Brainstorming : Bring lots of people into a wave to brainstorm - live concurrent editing makes the quantity of ideas grow quickly! It is easy to add rich content like videos, images, URLs or even links to other waves. Discuss and then work together to distill down to the good ideas.
Interactive Games : Add a gadget to a wave to play live interactive games with your friends (we're hooked on Sudoku!). See everyone's moves as they make them in a fast-paced game or take a break and come back later.
Google Wave is designed as a new Internet communications platform. It is written in Java using OpenJDK and its web interface uses the Google Web Toolkit. Google Wave works like previous messaging systems such as email and Usenet, but instead of sending a message along with its entire thread of previous messages, or requiring all responses to be stored in each user's inbox for context, message documents (referred to as waves) that contain complete threads of multi-media messages (blips) are perpetually stored on a central server. Waves are shared with collaborators who can be added to or removed from the wave at any point during a wave's existence.
Waves, described by Google as "equal parts conversation and document", are hosted XML documents that allow seamless and low latency concurrent modifications.[5] Any participant of a wave can reply anywhere within the message, edit any part of the wave, and add participants at any point in the process. Each edit/reply is a blip and users can reply to individual blips within waves. Recipients are notified of changes/replies in all waves in which they are active and, upon opening a wave, may review those changes in chronological order. In addition, waves are live. All replies/edits are visible in real-time, letter by letter, as they are typed by the other collaborators. Multiple participants may edit a single wave simultaneously in Google Wave. Thus, waves can function not only as e-mails and threaded conversations but also as an instant messaging service when many participants are online at the same time. A wave may repeatedly shift roles between e-mail and instant messaging depending on the number of users editing it concurrently. The ability to show messages as they are typed can be disabled, similar to conventional instant messaging.

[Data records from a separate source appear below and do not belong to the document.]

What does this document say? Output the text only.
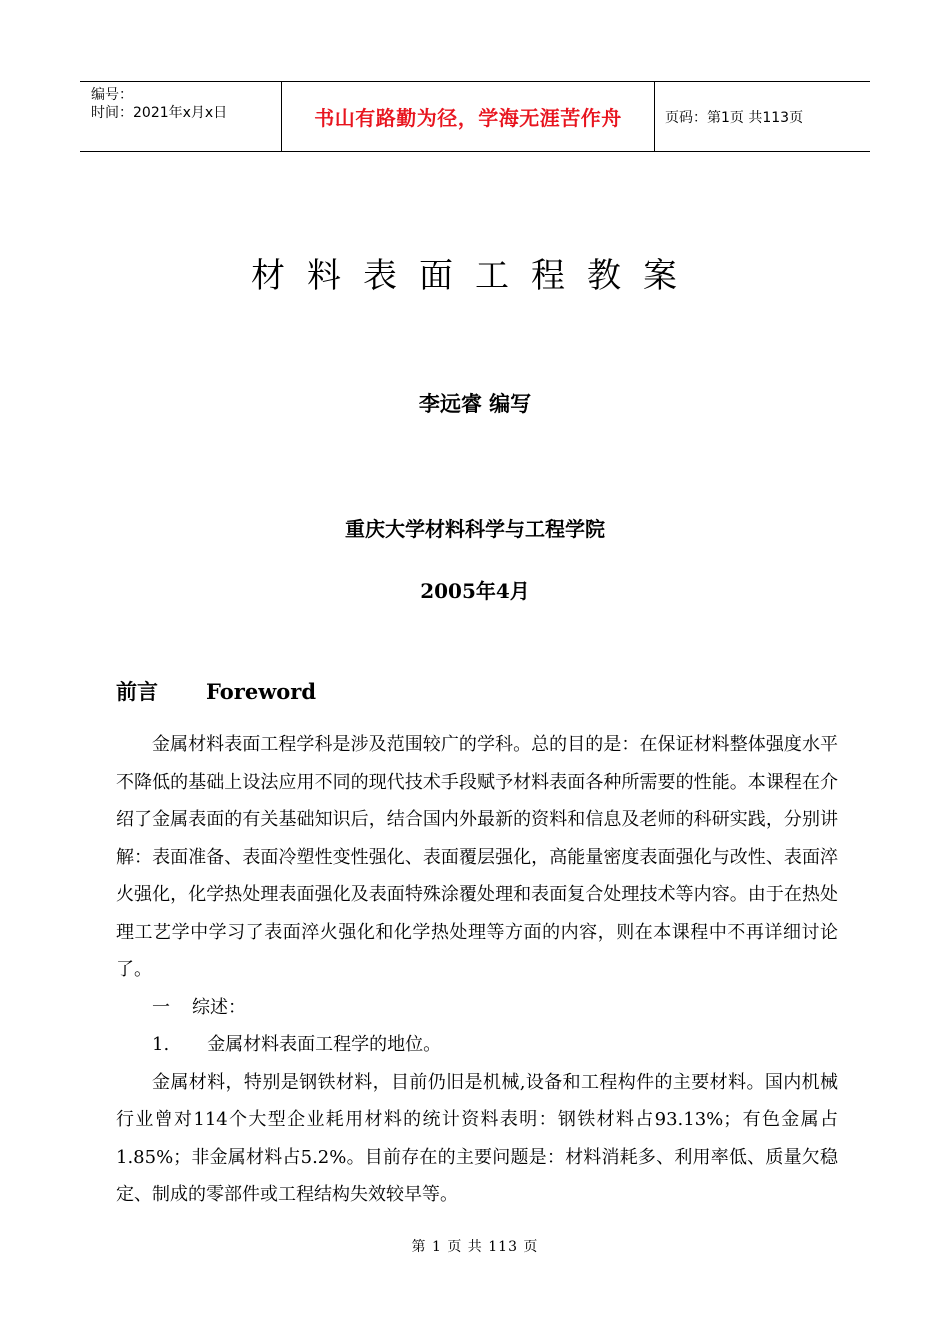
编号：
时间：2021年x月x日	书山有路勤为径，学海无涯苦作舟	页码：第1页 共113页
材料表面工程教案
李远睿 编写
重庆大学材料科学与工程学院
2005年4月
前言 Foreword

金属材料表面工程学科是涉及范围较广的学科。总的目的是：在保证材料整体强度水平不降低的基础上设法应用不同的现代技术手段赋予材料表面各种所需要的性能。本课程在介绍了金属表面的有关基础知识后，结合国内外最新的资料和信息及老师的科研实践，分别讲解：表面准备、表面冷塑性变性强化、表面覆层强化，高能量密度表面强化与改性、表面淬火强化，化学热处理表面强化及表面特殊涂覆处理和表面复合处理技术等内容。由于在热处理工艺学中学习了表面淬火强化和化学热处理等方面的内容，则在本课程中不再详细讨论了。

一 综述：

1. 金属材料表面工程学的地位。

金属材料，特别是钢铁材料，目前仍旧是机械,设备和工程构件的主要材料。国内机械行业曾对114个大型企业耗用材料的统计资料表明：钢铁材料占93.13%；有色金属占1.85%；非金属材料占5.2%。目前存在的主要问题是：材料消耗多、利用率低、质量欠稳定、制成的零部件或工程结构失效较早等。

第 1 页 共 113 页
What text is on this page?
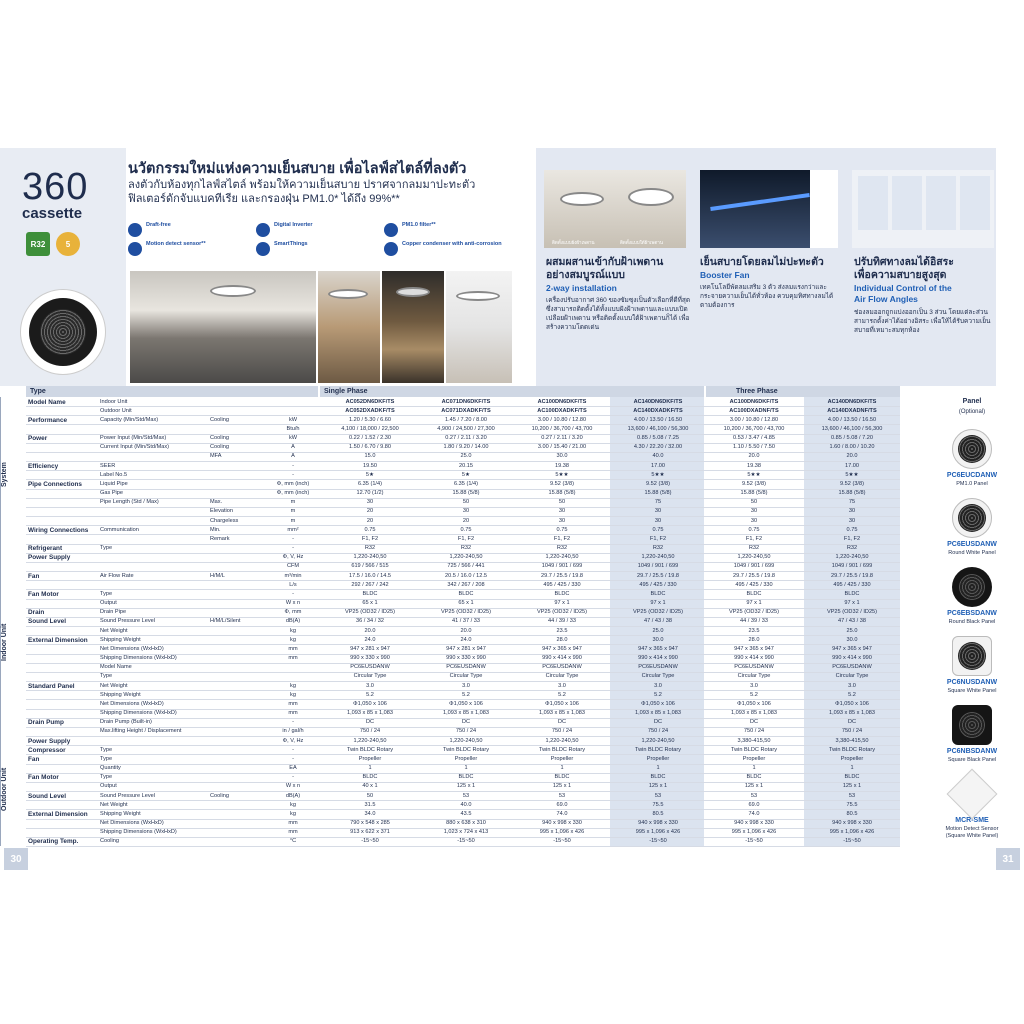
360
cassette
R32	5
นวัตกรรมใหม่แห่งความเย็นสบาย เพื่อไลฟ์สไตล์ที่ลงตัว
ลงตัวกับห้องทุกไลฟ์สไตล์ พร้อมให้ความเย็นสบาย ปราศจากลมมาปะทะตัว
ฟิลเตอร์ดักจับแบคทีเรีย และกรองฝุ่น PM1.0* ได้ถึง 99%**
Draft-free	Digital Inverter	PM1.0 filter**
Motion detect sensor**	SmartThings	Copper condenser with anti-corrosion	ติดตั้งแบบฝังฝ้าเพดาน	ติดตั้งแบบใต้ฝ้าเพดาน
ผสมผสานเข้ากับฝ้าเพดาน
อย่างสมบูรณ์แบบ
2-way installation
เครื่องปรับอากาศ 360 ของซัมซุงเป็นตัวเลือกที่ดีที่สุด ซึ่งสามารถติดตั้งได้ทั้งแบบฝังฝ้าเพดานและแบบเปิดเปลือยฝ้าเพดาน หรือติดตั้งแบบใต้ฝ้าเพดานก็ได้ เพื่อสร้างความโดดเด่น
เย็นสบายโดยลมไม่ปะทะตัว
Booster Fan
เทคโนโลยีพัดลมเสริม 3 ตัว ส่งลมแรงกว่าและกระจายความเย็นได้ทั่วห้อง ควบคุมทิศทางลมได้ตามต้องการ
ปรับทิศทางลมได้อิสระ
เพื่อความสบายสูงสุด
Individual Control of the
Air Flow Angles
ช่องลมออกถูกแบ่งออกเป็น 3 ส่วน โดยแต่ละส่วนสามารถตั้งค่าได้อย่างอิสระ เพื่อให้ได้รับความเย็นสบายที่เหมาะสมทุกห้อง
Type	Single Phase	Three Phase
System
Indoor Unit
Outdoor Unit
Model Name	Indoor Unit	AC052DN6DKF/TS	AC071DN6DKF/TS	AC100DN6DKF/TS	AC140DN6DKF/TS	AC100DN6DKF/TS	AC140DN6DKF/TS
Outdoor Unit	AC052DXADKF/TS	AC071DXADKF/TS	AC100DXADKF/TS	AC140DXADKF/TS	AC100DXADNF/TS	AC140DXADNF/TS
Performance	Capacity (Min/Std/Max)	Cooling	kW	1.20 / 5.30 / 6.60	1.45 / 7.20 / 8.00	3.00 / 10.80 / 12.80	4.00 / 13.50 / 16.50	3.00 / 10.80 / 12.80	4.00 / 13.50 / 16.50
Btu/h	4,100 / 18,000 / 22,500	4,900 / 24,500 / 27,300	10,200 / 36,700 / 43,700	13,600 / 46,100 / 56,300	10,200 / 36,700 / 43,700	13,600 / 46,100 / 56,300
Power	Power Input (Min/Std/Max)	Cooling	kW	0.22 / 1.52 / 2.30	0.27 / 2.11 / 3.20	0.27 / 2.11 / 3.20	0.85 / 5.08 / 7.25	0.53 / 3.47 / 4.85	0.85 / 5.08 / 7.20
Current Input (Min/Std/Max)	Cooling	A	1.50 / 6.70 / 9.80	1.80 / 9.20 / 14.00	3.00 / 15.40 / 21.00	4.30 / 22.20 / 32.00	1.10 / 5.50 / 7.50	1.60 / 8.00 / 10.20
MFA	A	15.0	25.0	30.0	40.0	20.0	20.0
Efficiency	SEER	-	19.50	20.15	19.38	17.00	19.38	17.00
Label No.5	-	5★	5★	5★★	5★★	5★★	5★★
Pipe Connections	Liquid Pipe	Φ, mm (inch)	6.35 (1/4)	6.35 (1/4)	9.52 (3/8)	9.52 (3/8)	9.52 (3/8)	9.52 (3/8)
Gas Pipe	Φ, mm (inch)	12.70 (1/2)	15.88 (5/8)	15.88 (5/8)	15.88 (5/8)	15.88 (5/8)	15.88 (5/8)
Pipe Length (Std / Max)	Max.	m	30	50	50	75	50	75
Elevation	m	20	30	30	30	30	30
Chargeless	m	20	20	30	30	30	30
Wiring Connections Communication	Min.	mm²	0.75	0.75	0.75	0.75	0.75	0.75
Remark	-	F1, F2	F1, F2	F1, F2	F1, F2	F1, F2	F1, F2
Refrigerant	Type	-	R32	R32	R32	R32	R32	R32
Power Supply	Φ, V, Hz	1,220-240,50	1,220-240,50	1,220-240,50	1,220-240,50	1,220-240,50	1,220-240,50
CFM	619 / 566 / 515	725 / 566 / 441	1049 / 901 / 699	1049 / 901 / 699	1049 / 901 / 699	1049 / 901 / 699
Fan	Air Flow Rate	H/M/L	m³/min	17.5 / 16.0 / 14.5	20.5 / 16.0 / 12.5	29.7 / 25.5 / 19.8	29.7 / 25.5 / 19.8	29.7 / 25.5 / 19.8	29.7 / 25.5 / 19.8
L/s	292 / 267 / 242	342 / 267 / 208	495 / 425 / 330	495 / 425 / 330	495 / 425 / 330	495 / 425 / 330
Fan Motor	Type	-	BLDC	BLDC	BLDC	BLDC	BLDC	BLDC
Output	W x n	65 x 1	65 x 1	97 x 1	97 x 1	97 x 1	97 x 1
Drain	Drain Pipe	Φ, mm	VP25 (OD32 / ID25)	VP25 (OD32 / ID25)	VP25 (OD32 / ID25)	VP25 (OD32 / ID25)	VP25 (OD32 / ID25)	VP25 (OD32 / ID25)
Sound Level	Sound Pressure Level	H/M/L/Silent	dB(A)	36 / 34 / 32	41 / 37 / 33	44 / 39 / 33	47 / 43 / 38	44 / 39 / 33	47 / 43 / 38
Net Weight	kg	20.0	20.0	23.5	25.0	23.5	25.0
External Dimension Shipping Weight	kg	24.0	24.0	28.0	30.0	28.0	30.0
Net Dimensions (WxHxD)	mm	947 x 281 x 947	947 x 281 x 947	947 x 365 x 947	947 x 365 x 947	947 x 365 x 947	947 x 365 x 947
Shipping Dimensions (WxHxD)	mm	990 x 330 x 990	990 x 330 x 990	990 x 414 x 990	990 x 414 x 990	990 x 414 x 990	990 x 414 x 990
Model Name	PC6EUSDANW	PC6EUSDANW	PC6EUSDANW	PC6EUSDANW	PC6EUSDANW	PC6EUSDANW
Type	Circular Type	Circular Type	Circular Type	Circular Type	Circular Type	Circular Type
Standard Panel	Net Weight	kg	3.0	3.0	3.0	3.0	3.0	3.0
Shipping Weight	kg	5.2	5.2	5.2	5.2	5.2	5.2
Net Dimensions (WxHxD)	mm	Φ1,050 x 106	Φ1,050 x 106	Φ1,050 x 106	Φ1,050 x 106	Φ1,050 x 106	Φ1,050 x 106
Shipping Dimensions (WxHxD)	mm	1,093 x 85 x 1,083	1,093 x 85 x 1,083	1,093 x 85 x 1,083	1,093 x 85 x 1,083	1,093 x 85 x 1,083	1,093 x 85 x 1,083
Drain Pump	Drain Pump (Built-in)	-	DC	DC	DC	DC	DC	DC
Max.lifting Height / Displacement	in / gal/h	750 / 24	750 / 24	750 / 24	750 / 24	750 / 24	750 / 24
Power Supply	Φ, V, Hz	1,220-240,50	1,220-240,50	1,220-240,50	1,220-240,50	3,380-415,50	3,380-415,50
Compressor	Type	-	Twin BLDC Rotary	Twin BLDC Rotary	Twin BLDC Rotary	Twin BLDC Rotary	Twin BLDC Rotary	Twin BLDC Rotary
Fan	Type	-	Propeller	Propeller	Propeller	Propeller	Propeller	Propeller
Quantity	EA	1	1	1	1	1	1
Fan Motor	Type	-	BLDC	BLDC	BLDC	BLDC	BLDC	BLDC
Output	W x n	40 x 1	125 x 1	125 x 1	125 x 1	125 x 1	125 x 1
Sound Level	Sound Pressure Level	Cooling	dB(A)	50	53	53	53	53	53
Net Weight	kg	31.5	40.0	69.0	75.5	69.0	75.5
External Dimension Shipping Weight	kg	34.0	43.5	74.0	80.5	74.0	80.5
Net Dimensions (WxHxD)	mm	790 x 548 x 285	880 x 638 x 310	940 x 998 x 330	940 x 998 x 330	940 x 998 x 330	940 x 998 x 330
Shipping Dimensions (WxHxD)	mm	913 x 622 x 371	1,023 x 724 x 413	995 x 1,096 x 426	995 x 1,096 x 426	995 x 1,096 x 426	995 x 1,096 x 426
Operating Temp.	Cooling	°C	-15~50	-15~50	-15~50	-15~50	-15~50	-15~50
Panel
(Optional)
PC6EUCDANW
PM1.0 Panel
PC6EUSDANW
Round White Panel
PC6EBSDANW
Round Black Panel
PC6NUSDANW
Square White Panel
PC6NBSDANW
Square Black Panel
MCR-SME
Motion Detect Sensor
(Square White Panel)
30	31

The ability to modify a wave at any location lets users create collaborative documents, edited in a manner akin to wikis. Waves can easily link to other waves. It is in many respects a more advanced forum.
The history of each wave is stored within it. Collaborators may use a playback feature in Google Wave to observe the order in which a wave was edited, blips that were added, and who was responsible for what in the wave. The history may also be searched by a user to view and/or modify specific changes, such as specific kinds of changes or messages from a single user.
As of November, 2009, Google Wave is still in active development and is expected to remain in development until later in 2009. It was launched to about 100,000 users on September
30, 2009. Google Wave access can be requested. Developers have been given access to Wave proper, and all wave users invited by Google can nominate up to 20 others.